Methods: A systematic review was carried out on PUBMED of all the papers about the ECS, in order to better define the types of this subcategory of Cushing's syndrome, highlighting the differential aspects between these subgroups.
Results: It was found that in 50% of cases the prototypic "aggressive" ECS is caused by small cell lung carcinomas (SCLC). In these cases, the clinical presentation may be atypical, predominating the signs and symptoms derived from the protein catabolism. Cortisol and ACTH levels are extremely high, the clinical presentation is abrupt (< 3-6 months) and the tumor is usually advanced, being impossible a curative treatment. On the other hand, "indolent" ECS is mainly represented by carcinoid tumors (CT). In these cases the clinical presentation overlaps enormously with that of Cushing's disease (CD). Cortisol and ACTH levels are slightly elevated, the clinical presentation is progressive (> 6 months) and the prognosis is usually good, and a curative treatment is possible in about 75% of the cases.

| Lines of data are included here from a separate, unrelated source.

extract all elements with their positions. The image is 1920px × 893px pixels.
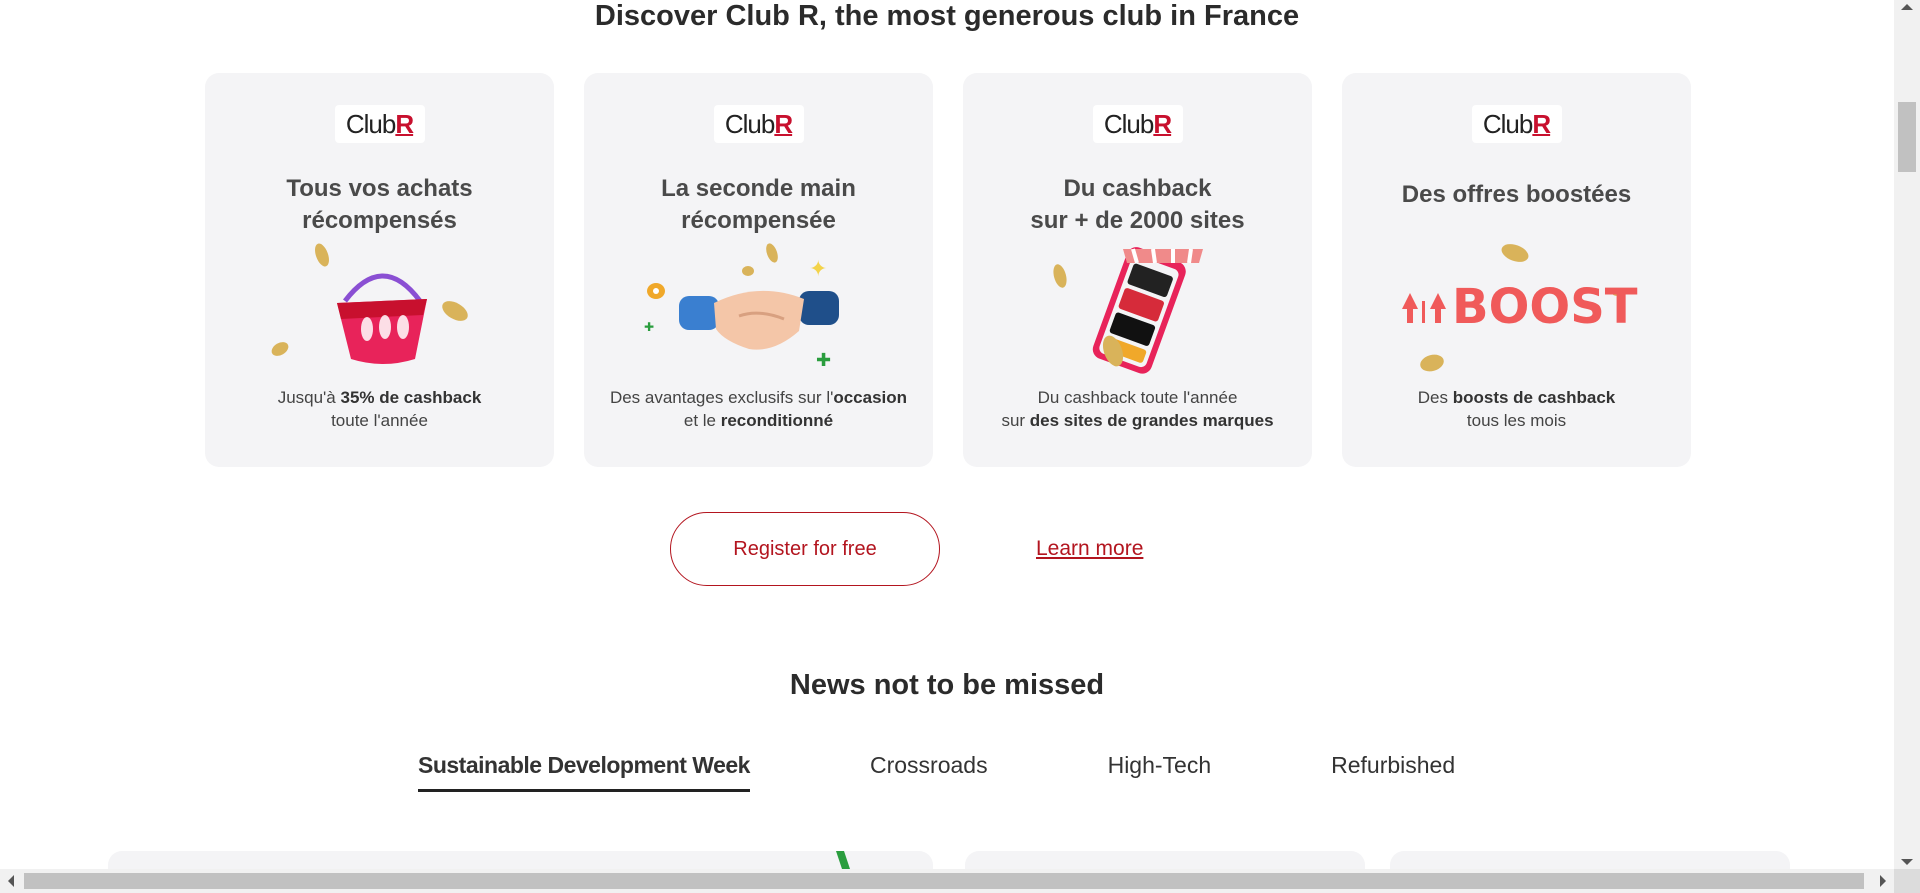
club-benefit-cards: Club R Tous vos achats récompensés Jusqu'…: [205, 73, 1691, 467]
scroll-left-arrow-icon[interactable]: [8, 875, 14, 887]
logo-r-text: R: [1532, 108, 1551, 139]
register-button[interactable]: Register for free: [670, 512, 940, 586]
scroll-down-arrow-icon[interactable]: [1901, 859, 1913, 865]
scrollbar-corner: [1894, 869, 1920, 893]
boost-word: BOOST: [1452, 279, 1638, 335]
tab-sustainable-development-week[interactable]: Sustainable Development Week: [418, 752, 750, 792]
benefit-card-purchases: Club R Tous vos achats récompensés Jusqu'…: [205, 73, 554, 467]
logo-club-text: Club: [345, 108, 396, 139]
tab-crossroads[interactable]: Crossroads: [870, 752, 988, 792]
logo-club-text: Club: [724, 108, 775, 139]
learn-more-link[interactable]: Learn more: [1036, 537, 1143, 561]
svg-text:✚: ✚: [816, 350, 831, 371]
club-r-logo: Club R: [334, 105, 425, 143]
boost-icon: BOOST: [1401, 244, 1638, 372]
basket-icon: [271, 243, 468, 364]
svg-text:✚: ✚: [644, 320, 654, 334]
horizontal-scrollbar[interactable]: [0, 869, 1894, 893]
horizontal-scroll-thumb[interactable]: [24, 873, 1864, 889]
svg-text:✦: ✦: [809, 257, 827, 282]
card-description: Jusqu'à 35% de cashback toute l'année: [277, 388, 482, 430]
club-r-logo: Club R: [713, 105, 804, 143]
phone-shop-icon: [1052, 247, 1203, 374]
benefit-card-cashback-sites: Club R Du cashback sur + de 2000 sites D…: [963, 73, 1312, 467]
club-r-logo: Club R: [1092, 105, 1183, 143]
tab-high-tech[interactable]: High-Tech: [1108, 752, 1212, 792]
logo-club-text: Club: [1103, 108, 1154, 139]
leaf-icon: [836, 851, 850, 869]
handshake-icon: ✦ ✚ ✚: [644, 243, 839, 371]
logo-club-text: Club: [1482, 108, 1533, 139]
logo-r-text: R: [1153, 108, 1172, 139]
tab-refurbished[interactable]: Refurbished: [1331, 752, 1455, 792]
page-viewport: Discover Club R, the most generous club …: [0, 0, 1894, 869]
club-cta-row: Register for free Learn more: [670, 512, 1143, 586]
news-card[interactable]: [965, 851, 1365, 869]
card-description: Des avantages exclusifs sur l'occasion e…: [609, 388, 908, 430]
club-r-logo: Club R: [1471, 105, 1562, 143]
card-heading: Tous vos achats récompensés: [286, 175, 473, 234]
news-section-title: News not to be missed: [789, 669, 1105, 701]
news-card[interactable]: [108, 851, 933, 869]
card-heading: Du cashback sur + de 2000 sites: [1030, 175, 1245, 234]
scroll-right-arrow-icon[interactable]: [1880, 875, 1886, 887]
logo-r-text: R: [395, 108, 414, 139]
benefit-card-boosted-offers: Club R Des offres boostées BOOST Des boos…: [1342, 73, 1691, 467]
vertical-scroll-thumb[interactable]: [1898, 102, 1916, 172]
card-heading: La seconde main récompensée: [661, 175, 856, 234]
card-description: Des boosts de cashback tous les mois: [1417, 388, 1616, 430]
news-tabs: Sustainable Development Week Crossroads …: [418, 752, 1455, 792]
news-card[interactable]: [1390, 851, 1790, 869]
club-section-title: Discover Club R, the most generous club …: [594, 0, 1300, 32]
vertical-scrollbar[interactable]: [1894, 0, 1920, 869]
benefit-card-second-hand: Club R La seconde main récompensée ✦ ✚ ✚ …: [584, 73, 933, 467]
logo-r-text: R: [774, 108, 793, 139]
card-description: Du cashback toute l'année sur des sites …: [1001, 388, 1274, 430]
scroll-up-arrow-icon[interactable]: [1901, 4, 1913, 10]
card-heading: Des offres boostées: [1401, 181, 1632, 208]
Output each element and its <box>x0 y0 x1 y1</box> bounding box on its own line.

Conclusion: Although there is no absolute differentiation between the two extremes of ECS, a classification could be established in two groups, guided by its clinical and biochemical characteristics, and mainly by the type and stage of the ACTH-secreting tumor. However, a small percentage of tumors do not fit in this simple grouping, and may present both phenotypes or an intermediate one.
Keywords: Carcinoid tumor; Ectopic Cushing syndrome; Hypercortisolism; Paraneoplastic.